REGINE as Solange ("Ah, Paris")
I'd never heard of this broad before, but her bio says that she started a line of nightclubs called Regine's. A little profile in the Washington Post said that she got rid of the jukebox and put down two turntables, played her own selection of music - - which she says makes her the first DJ in a club. OK, sure, why not. She has a great "where are my Gauloises?" croaky French voice. She could sing "Ol' man river" in the original key, and sound pretty believable. Richard and I both know the lyrics to “Ah, Paris” pretty well, so we were able to follow it, but her accent is so theeck that you could hardly understand her. I think she would have come through a little better if the orchestra had played quieter, it would have put her singing in a sharper focus.

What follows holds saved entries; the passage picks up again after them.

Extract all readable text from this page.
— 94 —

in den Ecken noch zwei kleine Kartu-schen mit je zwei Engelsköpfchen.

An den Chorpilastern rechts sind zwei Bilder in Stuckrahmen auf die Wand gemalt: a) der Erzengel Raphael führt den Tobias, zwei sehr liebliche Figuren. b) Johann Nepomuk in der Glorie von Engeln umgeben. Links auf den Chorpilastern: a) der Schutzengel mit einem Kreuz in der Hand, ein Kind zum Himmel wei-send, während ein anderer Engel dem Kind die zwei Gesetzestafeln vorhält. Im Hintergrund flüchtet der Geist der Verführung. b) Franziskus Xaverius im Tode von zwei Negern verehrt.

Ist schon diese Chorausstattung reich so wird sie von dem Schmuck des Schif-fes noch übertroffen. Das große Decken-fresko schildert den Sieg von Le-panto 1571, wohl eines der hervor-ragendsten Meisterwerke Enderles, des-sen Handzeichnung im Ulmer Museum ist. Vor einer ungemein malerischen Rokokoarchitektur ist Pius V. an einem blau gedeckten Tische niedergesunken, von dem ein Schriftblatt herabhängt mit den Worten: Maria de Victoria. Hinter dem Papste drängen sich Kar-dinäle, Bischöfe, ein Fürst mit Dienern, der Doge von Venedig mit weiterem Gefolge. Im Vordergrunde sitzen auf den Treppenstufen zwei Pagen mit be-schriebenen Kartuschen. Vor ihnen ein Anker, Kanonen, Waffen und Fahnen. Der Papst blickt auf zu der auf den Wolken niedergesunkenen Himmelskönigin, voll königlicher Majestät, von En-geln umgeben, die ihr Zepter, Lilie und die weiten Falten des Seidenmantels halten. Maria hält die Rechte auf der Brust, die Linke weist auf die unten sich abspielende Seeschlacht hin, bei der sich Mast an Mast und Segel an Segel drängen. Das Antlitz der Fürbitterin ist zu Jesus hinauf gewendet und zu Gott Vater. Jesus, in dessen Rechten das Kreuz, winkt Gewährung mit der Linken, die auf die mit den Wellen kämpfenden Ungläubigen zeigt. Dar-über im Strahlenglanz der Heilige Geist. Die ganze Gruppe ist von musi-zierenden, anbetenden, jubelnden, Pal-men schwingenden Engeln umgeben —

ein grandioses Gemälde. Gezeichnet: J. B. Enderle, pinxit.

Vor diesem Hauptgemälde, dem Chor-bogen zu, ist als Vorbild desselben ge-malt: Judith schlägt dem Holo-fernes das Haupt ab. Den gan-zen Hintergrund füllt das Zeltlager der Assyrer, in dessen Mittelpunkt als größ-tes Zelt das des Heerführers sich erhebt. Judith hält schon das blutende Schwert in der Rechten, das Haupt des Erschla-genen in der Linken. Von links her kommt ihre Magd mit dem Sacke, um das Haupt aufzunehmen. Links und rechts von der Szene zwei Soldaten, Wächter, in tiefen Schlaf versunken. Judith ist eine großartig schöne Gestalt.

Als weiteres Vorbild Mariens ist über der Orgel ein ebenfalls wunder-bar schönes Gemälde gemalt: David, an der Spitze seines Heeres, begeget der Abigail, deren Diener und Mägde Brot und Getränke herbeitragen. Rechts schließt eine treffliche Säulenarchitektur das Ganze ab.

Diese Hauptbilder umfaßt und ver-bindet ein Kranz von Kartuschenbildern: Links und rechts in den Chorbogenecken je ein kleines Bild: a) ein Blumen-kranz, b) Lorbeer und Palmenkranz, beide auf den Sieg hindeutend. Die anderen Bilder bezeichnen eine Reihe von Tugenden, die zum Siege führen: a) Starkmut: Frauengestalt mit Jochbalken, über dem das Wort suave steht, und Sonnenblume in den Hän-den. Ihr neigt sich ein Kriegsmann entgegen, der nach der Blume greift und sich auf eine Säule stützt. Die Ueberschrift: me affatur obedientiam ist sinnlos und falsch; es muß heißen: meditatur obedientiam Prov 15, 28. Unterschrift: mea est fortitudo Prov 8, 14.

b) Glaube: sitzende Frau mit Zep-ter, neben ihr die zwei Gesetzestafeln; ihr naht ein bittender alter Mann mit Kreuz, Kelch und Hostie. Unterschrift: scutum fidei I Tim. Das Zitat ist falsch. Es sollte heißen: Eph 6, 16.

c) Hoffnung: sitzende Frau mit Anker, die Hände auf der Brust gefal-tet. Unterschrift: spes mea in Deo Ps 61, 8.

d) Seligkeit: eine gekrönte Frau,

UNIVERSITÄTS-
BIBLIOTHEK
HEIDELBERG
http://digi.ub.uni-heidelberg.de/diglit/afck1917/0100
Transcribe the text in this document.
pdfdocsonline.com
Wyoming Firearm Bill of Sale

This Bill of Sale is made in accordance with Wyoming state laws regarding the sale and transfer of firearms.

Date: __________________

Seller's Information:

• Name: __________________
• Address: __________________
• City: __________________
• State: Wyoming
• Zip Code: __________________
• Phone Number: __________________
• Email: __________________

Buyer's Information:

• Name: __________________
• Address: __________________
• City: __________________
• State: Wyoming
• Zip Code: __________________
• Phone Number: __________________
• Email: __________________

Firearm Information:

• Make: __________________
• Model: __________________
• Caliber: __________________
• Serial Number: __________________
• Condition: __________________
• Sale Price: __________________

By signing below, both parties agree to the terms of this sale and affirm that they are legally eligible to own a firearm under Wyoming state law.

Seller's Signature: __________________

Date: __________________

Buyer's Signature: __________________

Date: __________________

TERRI WHITE as Stella ("Who's that woman")
Another woman I'd never heard of. She was in *Barnum* back in 1980, was in the recent revival of *Finian's Rainbow*. Powerhouse voice and a very strong dancer. This number was one of the real shocks of the show. Usually they stage it so the old broads are sort of indicating the choreography they used to do, while the ghosts (their younger selves) are onstage with them, doing it full out. Well, in this production, the ghosts were there, and the old broads were keeping right up with them! It was a really exciting choice. One other thing I should mention: this number usually features all of the leading women (with the exception of the opera singer - - no one can expect an opera singer to tap), but I guess Linda Lavin and Regine weren't up for the challenge, because they had a couple of extras dancing their part in this number. It was a little peculiar, but it worked.
* * *
I read in the NY Times back in 2007, when *Sweeney Todd* was in movie theaters, that Sam Mendes was in pre-production for a movie of *Follies*. I don’t see any internet news about that since then, so I guess it died in Development Hell. I feel like I can do without the movie, now that I’ve seen a really first-class production of the show.